Cryo Chamber: Miles To Midnight & Ur Djupan Da

It’s starting to feel like I’m repeating myself here, but “Cinematic Dark Ambient” specialists Cryo Chamber remain one of the most consistently engaging and accomplished in any genre, and one of their more interesting qualities is their themed collaborations between artists. For a Metal label these would likely be little more than indulgent acts of vanity, but Cryo Chamber’s collaborations are always among the most distinctive and evocative of their releases, the artists combining their disparate approaches to create a shared atmosphere, often based around a narrative or themed.

Putting his Hoover noises where his mouth is, label boss Simon Heath has elected to start 2018 not only by releasing two new collaborations but by playing on both in his long-running guise as Atrium Carceri.

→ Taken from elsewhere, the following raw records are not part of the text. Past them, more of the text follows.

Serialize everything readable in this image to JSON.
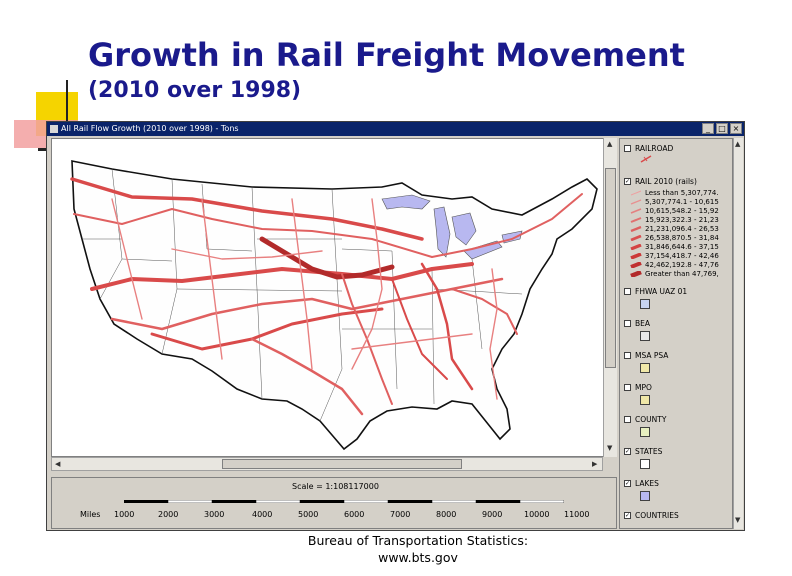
{
  "slide": {
    "title": "Growth in Rail Freight Movement",
    "subtitle": "(2010 over 1998)",
    "source_line1": "Bureau of Transportation Statistics:",
    "source_line2": "www.bts.gov"
  },
  "window": {
    "title": "All Rail Flow Growth (2010 over 1998) - Tons",
    "minimize_label": "_",
    "maximize_label": "□",
    "close_label": "×"
  },
  "scale": {
    "text": "Scale = 1:108117000",
    "units_label": "Miles",
    "ticks": [
      "1000",
      "2000",
      "3000",
      "4000",
      "5000",
      "6000",
      "7000",
      "8000",
      "9000",
      "10000",
      "11000"
    ]
  },
  "legend": {
    "layers": [
      {
        "label": "RAILROAD",
        "checked": false
      },
      {
        "label": "RAIL 2010 (rails)",
        "checked": true
      },
      {
        "label": "FHWA UAZ 01",
        "checked": false
      },
      {
        "label": "BEA",
        "checked": false
      },
      {
        "label": "MSA PSA",
        "checked": false
      },
      {
        "label": "MPO",
        "checked": false
      },
      {
        "label": "COUNTY",
        "checked": false
      },
      {
        "label": "STATES",
        "checked": true
      },
      {
        "label": "LAKES",
        "checked": true
      },
      {
        "label": "COUNTRIES",
        "checked": true
      }
    ],
    "classes": [
      "Less than 5,307,774.",
      "5,307,774.1 - 10,615",
      "10,615,548.2 - 15,92",
      "15,923,322.3 - 21,23",
      "21,231,096.4 - 26,53",
      "26,538,870.5 - 31,84",
      "31,846,644.6 - 37,15",
      "37,154,418.7 - 42,46",
      "42,462,192.8 - 47,76",
      "Greater than 47,769,"
    ],
    "check_mark": "✓"
  },
  "colors": {
    "rail": "#d94a4a",
    "rail_heavy": "#b22a2a",
    "lakes": "#b8b8f0",
    "title": "#1a1a8c",
    "accent_yellow": "#f5d400"
  },
  "icons": {
    "up_arrow": "▲",
    "down_arrow": "▼",
    "left_arrow": "◀",
    "right_arrow": "▶"
  }
}
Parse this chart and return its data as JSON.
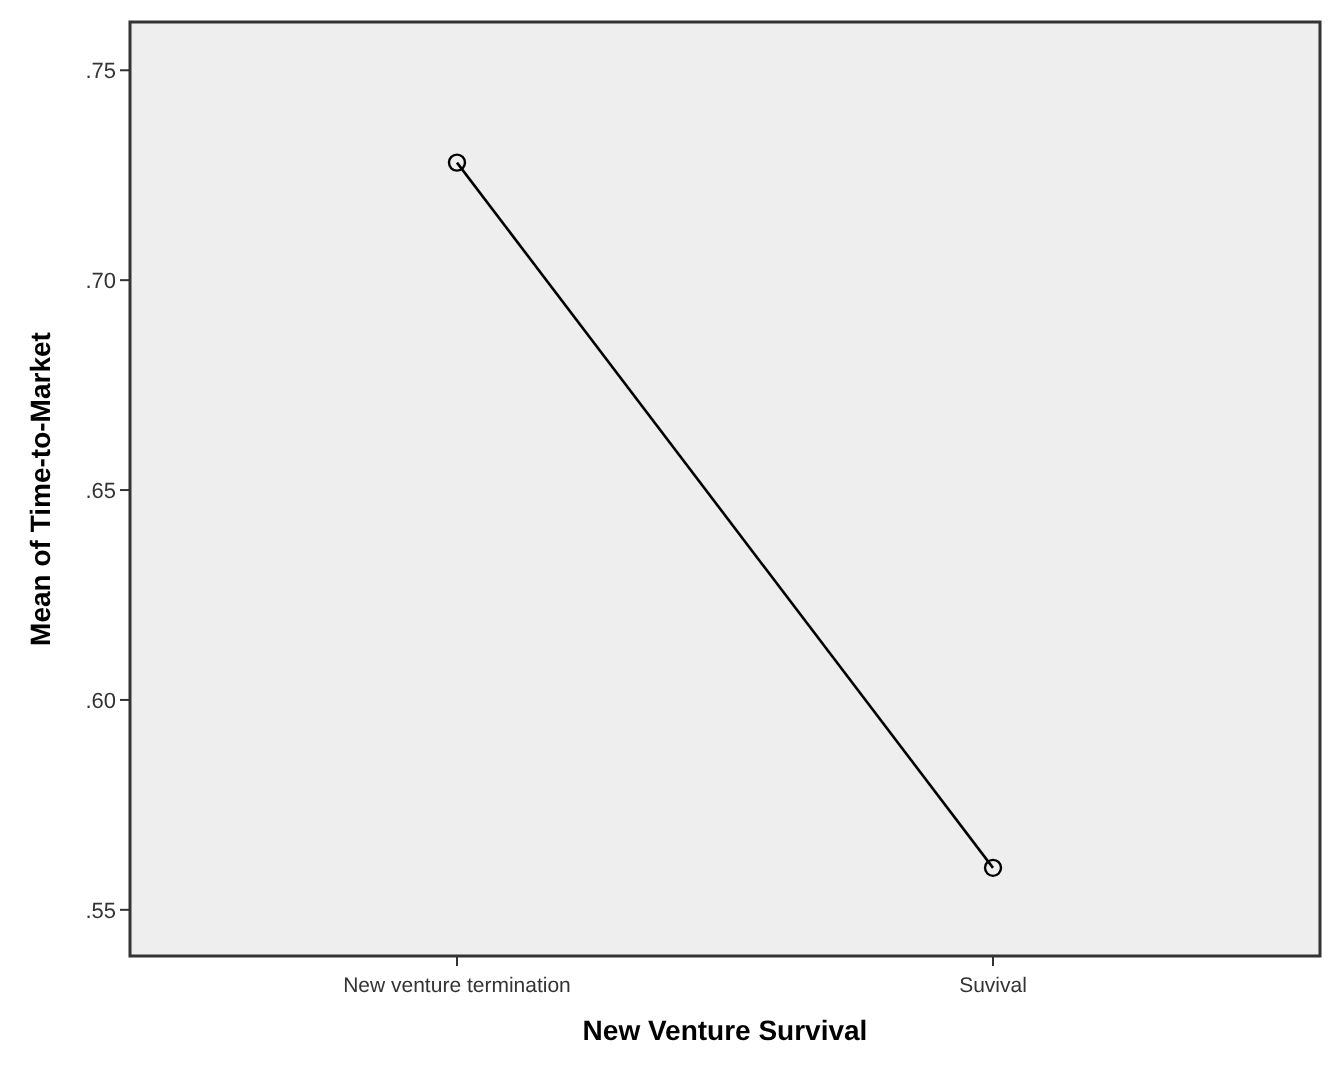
{
  "chart_data": {
    "type": "line",
    "xlabel": "New Venture Survival",
    "ylabel": "Mean of Time-to-Market",
    "categories": [
      "New venture termination",
      "Suvival"
    ],
    "series": [
      {
        "color": "#000000",
        "values": [
          0.728,
          0.56
        ]
      }
    ],
    "ylim": [
      0.539,
      0.7615
    ],
    "yticks": [
      {
        "value": 0.55,
        "label": ".55"
      },
      {
        "value": 0.6,
        "label": ".60"
      },
      {
        "value": 0.65,
        "label": ".65"
      },
      {
        "value": 0.7,
        "label": ".70"
      },
      {
        "value": 0.75,
        "label": ".75"
      }
    ],
    "marker": "circle",
    "grid": false
  }
}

On Miles To Midnight, he’s joined by labelmates Cities Last Broadcast (who worked with AC on last year’s brilliant Black Corner Den) and God Body Disconnect to make an album of smoky, sinister “Jazz ambient” that explores a noirish theme. As the fearful J-word suggests, this is a more instrumental work than a newcomer to the genre might expect, with looped piano melodies that combine with GBD’s live drumming and post-Rock sensibilities to create music that’s often surprisingly melodic and.. well… musical. If the phrase “easy listening” is anywhere near your thoughts, though, throw it out – all three artists deal to some extent in Horror with their own albums, and it’s followed them into the hotel that decorates Miles To Midnight’s cover, darkening the more laid back moments with dissonant shadows and in other places dominating the sound with huge blocks of discordant drone. It’s noir crime theme more than just packaging, Miles To Midnight is an unsettling album, but one that realises that horror can be more effective when disguised in beauty. [8.0]


Leaving hotels and detectives behind him, Ur Djupan Dal sees Heath work with masters of the unpronounceable Herbst9 to tell a story of middle-eastern mysticism and sorcery. If the artwork and font raises concerns of twee “folk” elements and cultural appropriation, however, don’t worry – musically this is more about capturing the barren emptiness of a desert, or the dread vastness of a starless sky, than with sounding “ethnic”. There’s a hallucinatory quality to Ur Djupan Dal, a sort of blinking madness stretched out between languid synths and claustrophobic background noises. It’s closer to the typical image of Dark Ambient than Miles To Midnight, but Cryo Chamber’s enormous, Hollywood-budget sound transforms it into something vaster and more evocative than most of its peers. The pitch-shifted spoken word readings (Lovecraft, of course, because if there’s a genre that leans on him even more heavily than Metal it’s this one) are well-handled, but the music itself is so rich and powerful that it’s questionable how much they really add. [8.0]

Though separate albums, Miles To Midnight and Ur Djapan Dal make an interesting pairing, not only as a statement of intent for Cryo Chamber in 2018, but also as a demonstration of how broad a range of moods and themes this music can evoke without losing its “Dark” origins. If your prevailing image of Dark Ambient is forty minutes of whoosing noises and a field recording of the local park at night, Cryo Chamber show how much more the genre is capable of when invested with cinematic sensibilities, and these two collaborations are an excellent place to start.